Am struggling a bit to write my own entry, fatigue and pain issues getting in the way. Maybe next year it should be over a week rather than just a day, reality of life with a disability being that sometimes things take longer and a day is rather a short window of time. The acronym wouldn't be as good, unfortunately - BADW isn't as snappy as BADD - but I'm sure I'm not the only one who would find a week more manageable.

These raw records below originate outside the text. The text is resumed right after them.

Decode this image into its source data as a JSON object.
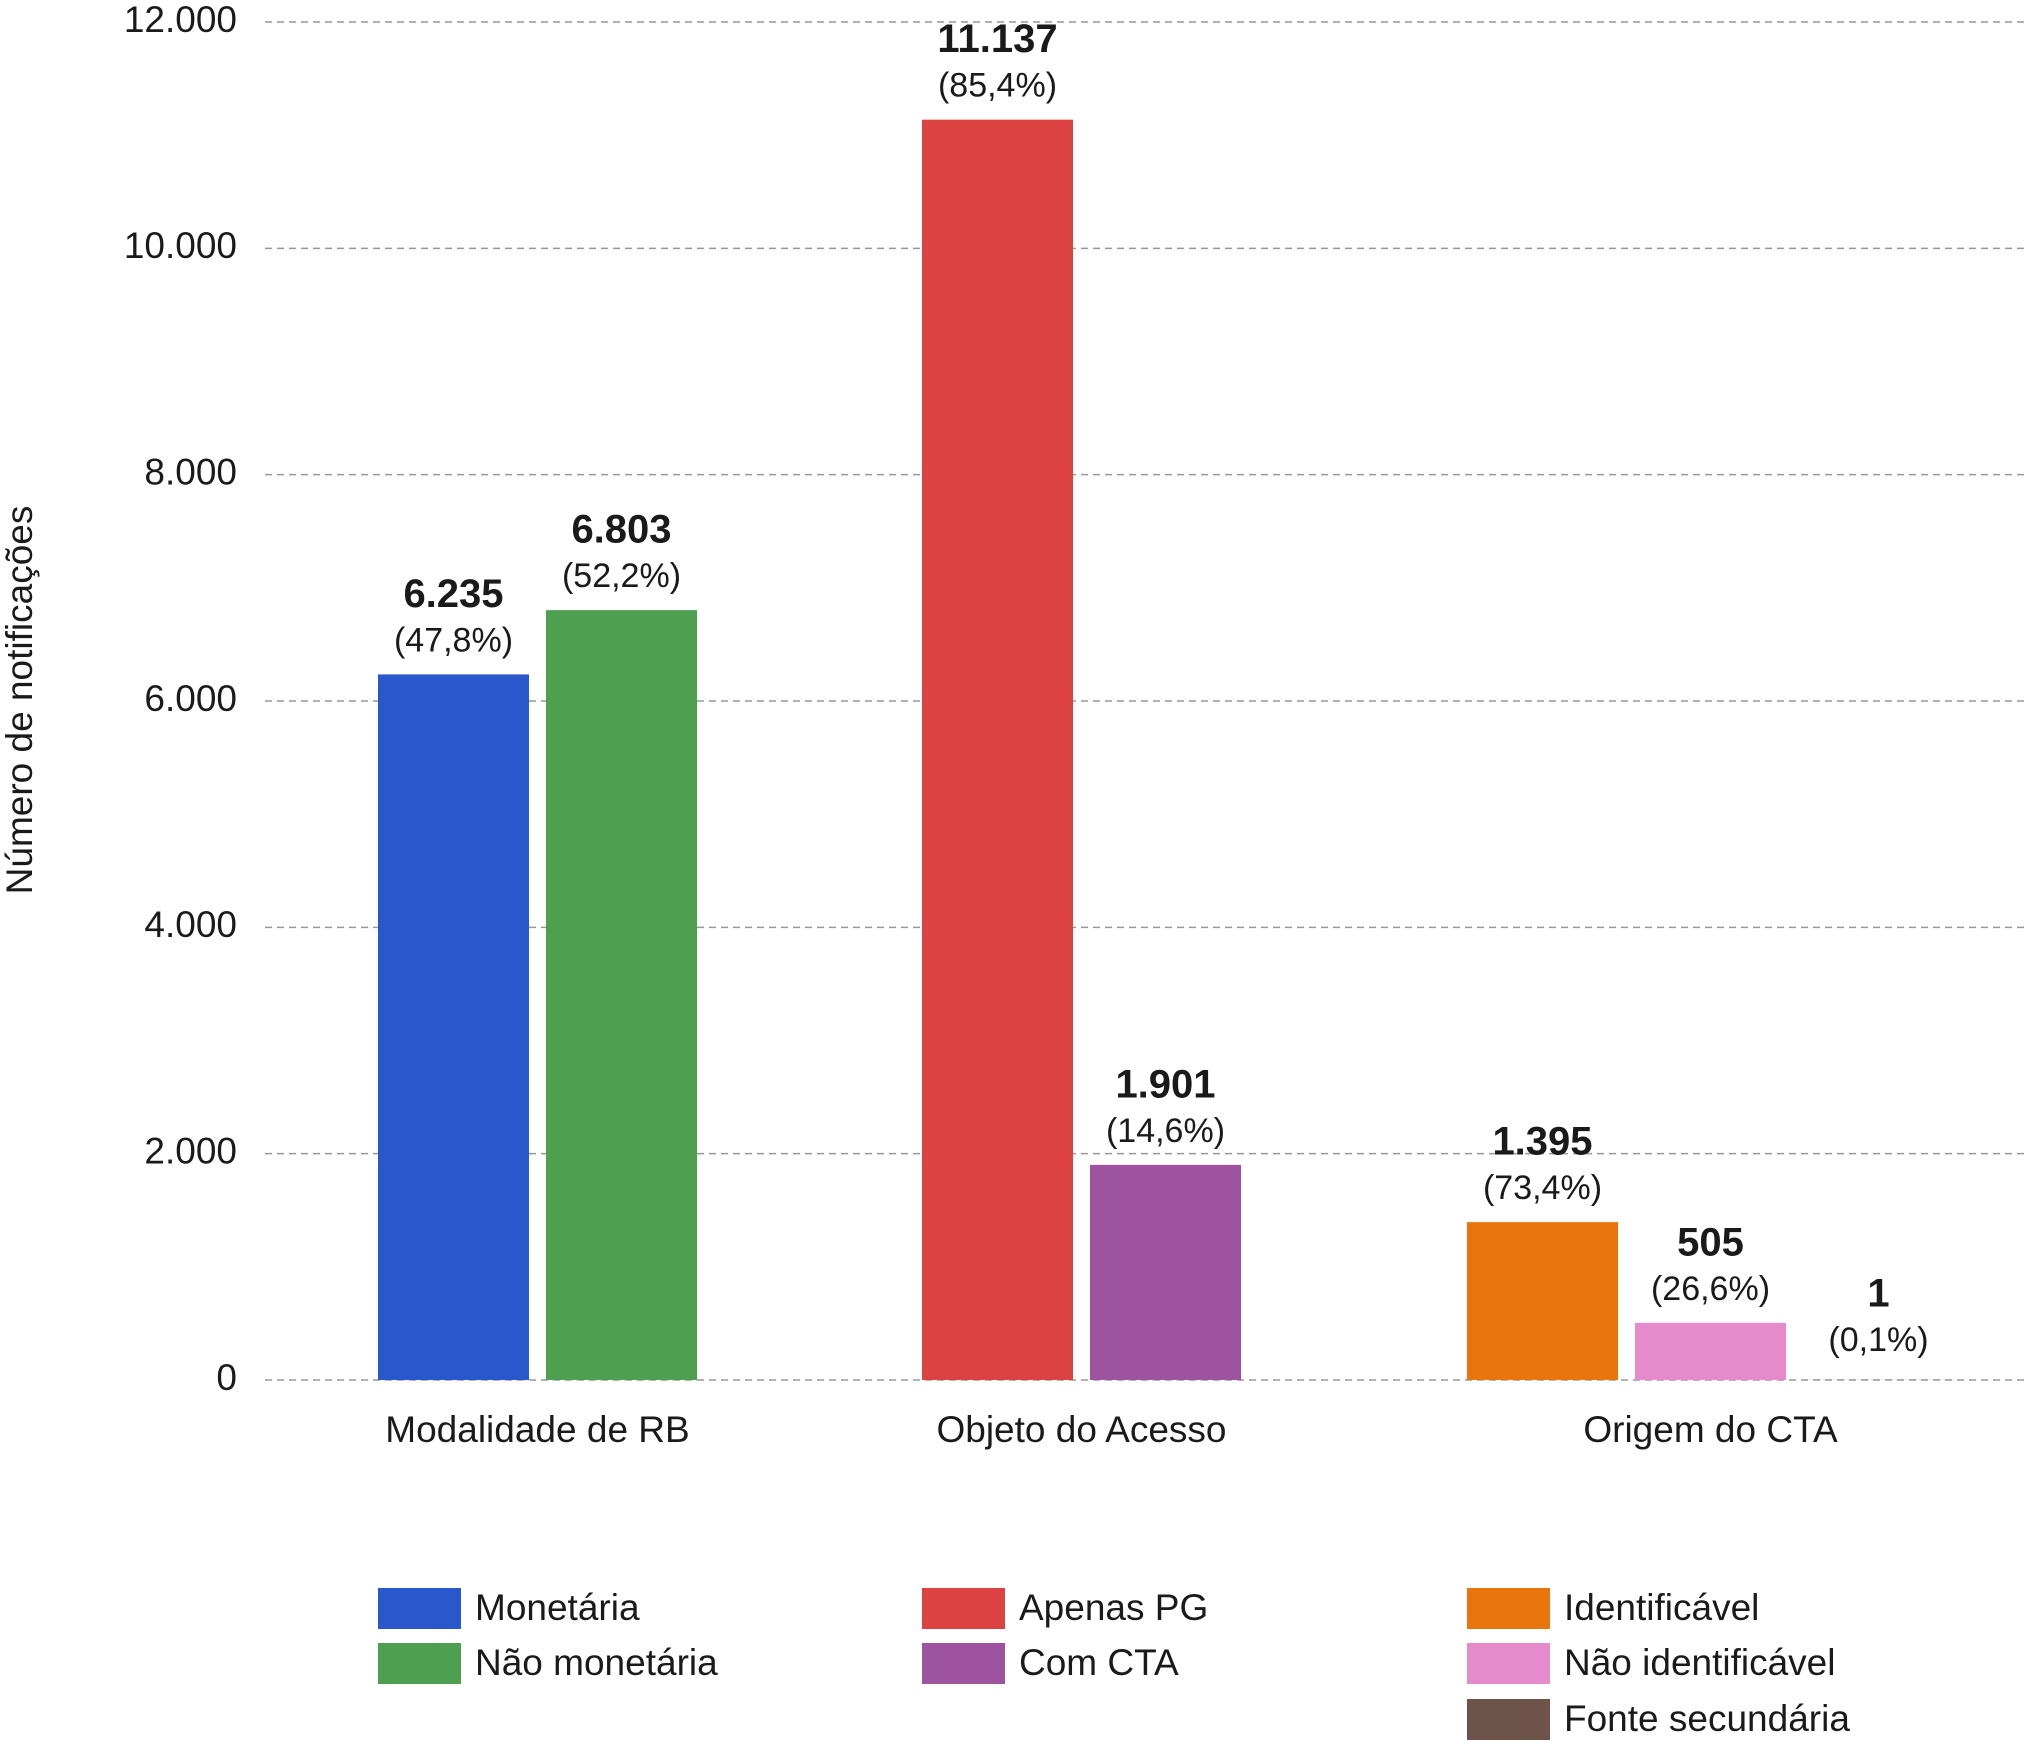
{
  "chart_data": {
    "type": "bar",
    "y_label": "Número de notificações",
    "categories": [
      "Modalidade de RB",
      "Objeto do Acesso",
      "Origem do CTA"
    ],
    "ylim": [
      0,
      12000
    ],
    "yticks": [
      0,
      {
        "value": 2000,
        "label": "2.000"
      },
      {
        "value": 4000,
        "label": "4.000"
      },
      {
        "value": 6000,
        "label": "6.000"
      },
      {
        "value": 8000,
        "label": "8.000"
      },
      {
        "value": 10000,
        "label": "10.000"
      },
      {
        "value": 12000,
        "label": "12.000"
      }
    ],
    "grid": true,
    "series": [
      {
        "name": "Monetária",
        "color": "#2b57cc",
        "values": [
          6235,
          null,
          null
        ],
        "value_labels": [
          "6.235",
          null,
          null
        ],
        "shares": [
          47.8,
          null,
          null
        ],
        "share_labels": [
          "(47,8%)",
          null,
          null
        ]
      },
      {
        "name": "Não monetária",
        "color": "#4e9f50",
        "values": [
          6803,
          null,
          null
        ],
        "value_labels": [
          "6.803",
          null,
          null
        ],
        "shares": [
          52.2,
          null,
          null
        ],
        "share_labels": [
          "(52,2%)",
          null,
          null
        ]
      },
      {
        "name": "Apenas PG",
        "color": "#dc4242",
        "values": [
          null,
          11137,
          null
        ],
        "value_labels": [
          null,
          "11.137",
          null
        ],
        "shares": [
          null,
          85.4,
          null
        ],
        "share_labels": [
          null,
          "(85,4%)",
          null
        ]
      },
      {
        "name": "Com CTA",
        "color": "#9d539f",
        "values": [
          null,
          1901,
          null
        ],
        "value_labels": [
          null,
          "1.901",
          null
        ],
        "shares": [
          null,
          14.6,
          null
        ],
        "share_labels": [
          null,
          "(14,6%)",
          null
        ]
      },
      {
        "name": "Identificável",
        "color": "#e8760c",
        "values": [
          null,
          null,
          1395
        ],
        "value_labels": [
          null,
          null,
          "1.395"
        ],
        "shares": [
          null,
          null,
          73.4
        ],
        "share_labels": [
          null,
          null,
          "(73,4%)"
        ]
      },
      {
        "name": "Não identificável",
        "color": "#e58bcb",
        "values": [
          null,
          null,
          505
        ],
        "shares": [
          null,
          null,
          26.6
        ],
        "share_labels": [
          null,
          null,
          "(26,6%)"
        ]
      },
      {
        "name": "Fonte secundária",
        "color": "#6e534b",
        "values": [
          null,
          null,
          1
        ],
        "shares": [
          null,
          null,
          0.1
        ],
        "share_labels": [
          null,
          null,
          "(0,1%)"
        ]
      }
    ]
  }
}
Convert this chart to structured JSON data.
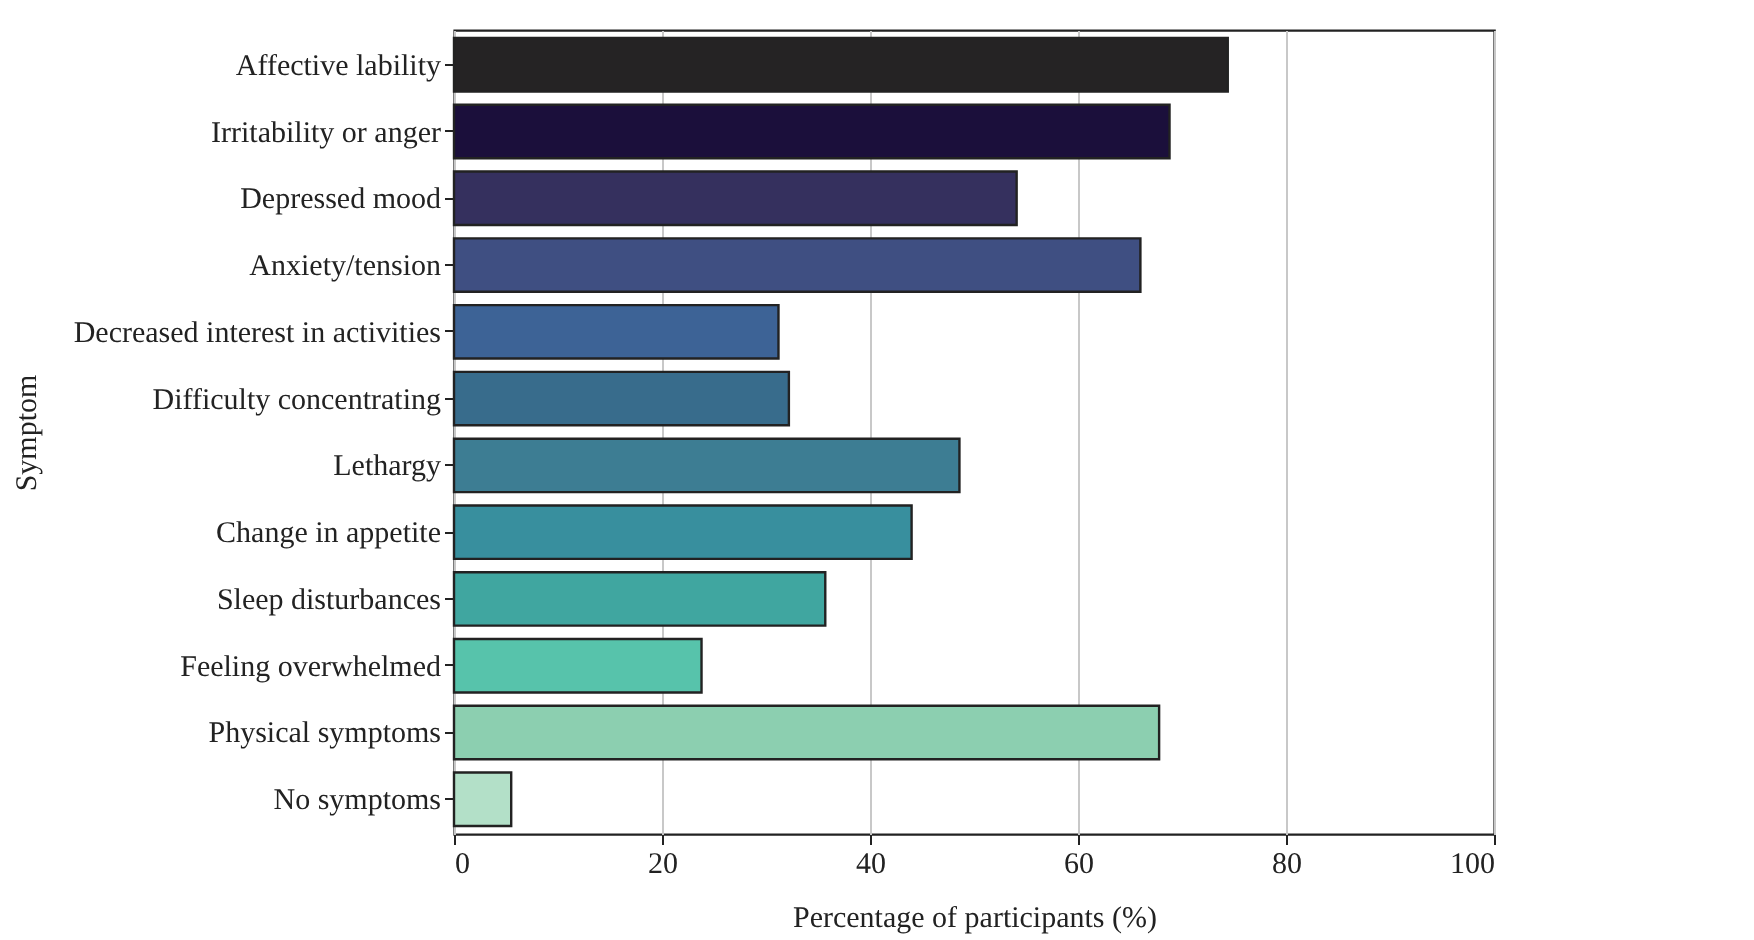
{
  "chart_data": {
    "type": "bar",
    "orientation": "horizontal",
    "xlabel": "Percentage of participants (%)",
    "ylabel": "Symptom",
    "categories": [
      "Affective lability",
      "Irritability or anger",
      "Depressed mood",
      "Anxiety/tension",
      "Decreased interest in activities",
      "Difficulty concentrating",
      "Lethargy",
      "Change in appetite",
      "Sleep disturbances",
      "Feeling overwhelmed",
      "Physical symptoms",
      "No symptoms"
    ],
    "values": [
      74.4,
      68.8,
      54.1,
      66.0,
      31.2,
      32.2,
      48.6,
      44.0,
      35.7,
      23.8,
      67.8,
      5.5
    ],
    "colors": [
      "#252324",
      "#1b0f3b",
      "#35305e",
      "#3f4f82",
      "#3d6396",
      "#386c8c",
      "#3d7d93",
      "#388f9e",
      "#40a6a0",
      "#57c3ab",
      "#8ccfb0",
      "#b3e0c8"
    ],
    "xlim": [
      0,
      100
    ],
    "xticks": [
      0,
      20,
      40,
      60,
      80,
      100
    ],
    "grid": "x",
    "legend": false
  }
}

Ooh, also, really excited to see my blog on your blogroll under Disabled Writers - you've made my day!

Anonymous said...

I know from reading your thoughts on ouch that we have a similar take on illness but this post really compounds that. What a great read and thanks for BADD. (oh I cross post to livejournal which is what I signed up to BADD for, but this is my diary link) x

Sally said...

Dear Goldfish
This magnificent achievement, set up and set in motion by you, and filled out by the many heartfelt blogs, should be published, should have a permanent and lasting identity. Maintaining our anonymity, in the outer world as well as the blogosphere, would be possible.
It is such a magnificent re-source, for 'us' and 'them' it requires a permanent printed identity, on shelves both private and public.
Do any bloggers agree with this ?
How many bloggers have access to publishing houses? or contacts? or bottomless pits of money to do it themselves ? I am imagining a joint venture by all participating bloggers, owned by all participating bloggers.
What do you think Goldfish ? This is not a suggestion that you do it !!
This suggestion, like all my dreams, is easy sat in bed blogging on the laptop. The ideas are not impaired, just the energy to do something about it.
Exceptionally well done Goldfish.

Mary Johnson said...

Another essential read -- and I'm telling Ragged Edge readers so in our World-o-Blogs post today! I'll be referring people to this one for a long time. Thanks for setting up the BADD thing -- it's been a great way to build the disability blogging community!

Anonymous said...

WOW you are me! I went through all these stages. and have been ABLEd for 10years too!
I went through all the same feelings. Thank you for helping me understand. Since I came across ypur blog, I now have a termTHANK YOU!

bha said...

Great read--I definitely went through much of the same. I still am experiencing it, as a progressive condition forces me to re-assess things from time to time. I wish I'd thought to look for blogs about disability much sooner, would have probably made my life easier to cope with.s

TamerTerra said...

Yes, yes, yes! I've been ill for just over a year and a half now, still with no diagnosis, and I've only just started to step away from the 'I'm talking it easy so that I get better rather than worse' more towards 'I'm talking it as easy as I need to to survive today and tomorrow'. I've bought a walking stick so that I can easier drag myself around to finish up tasks, and I'm allowing myself little sleeps in the afternoon if I need to have energy in the evening. It's moving away from the childish view of being sick where you eat nothing but jelly and ice cream for a week while sat in your pajamas in bed watching TV, and on to a veiw where you get on with life, but taking extra needs into account.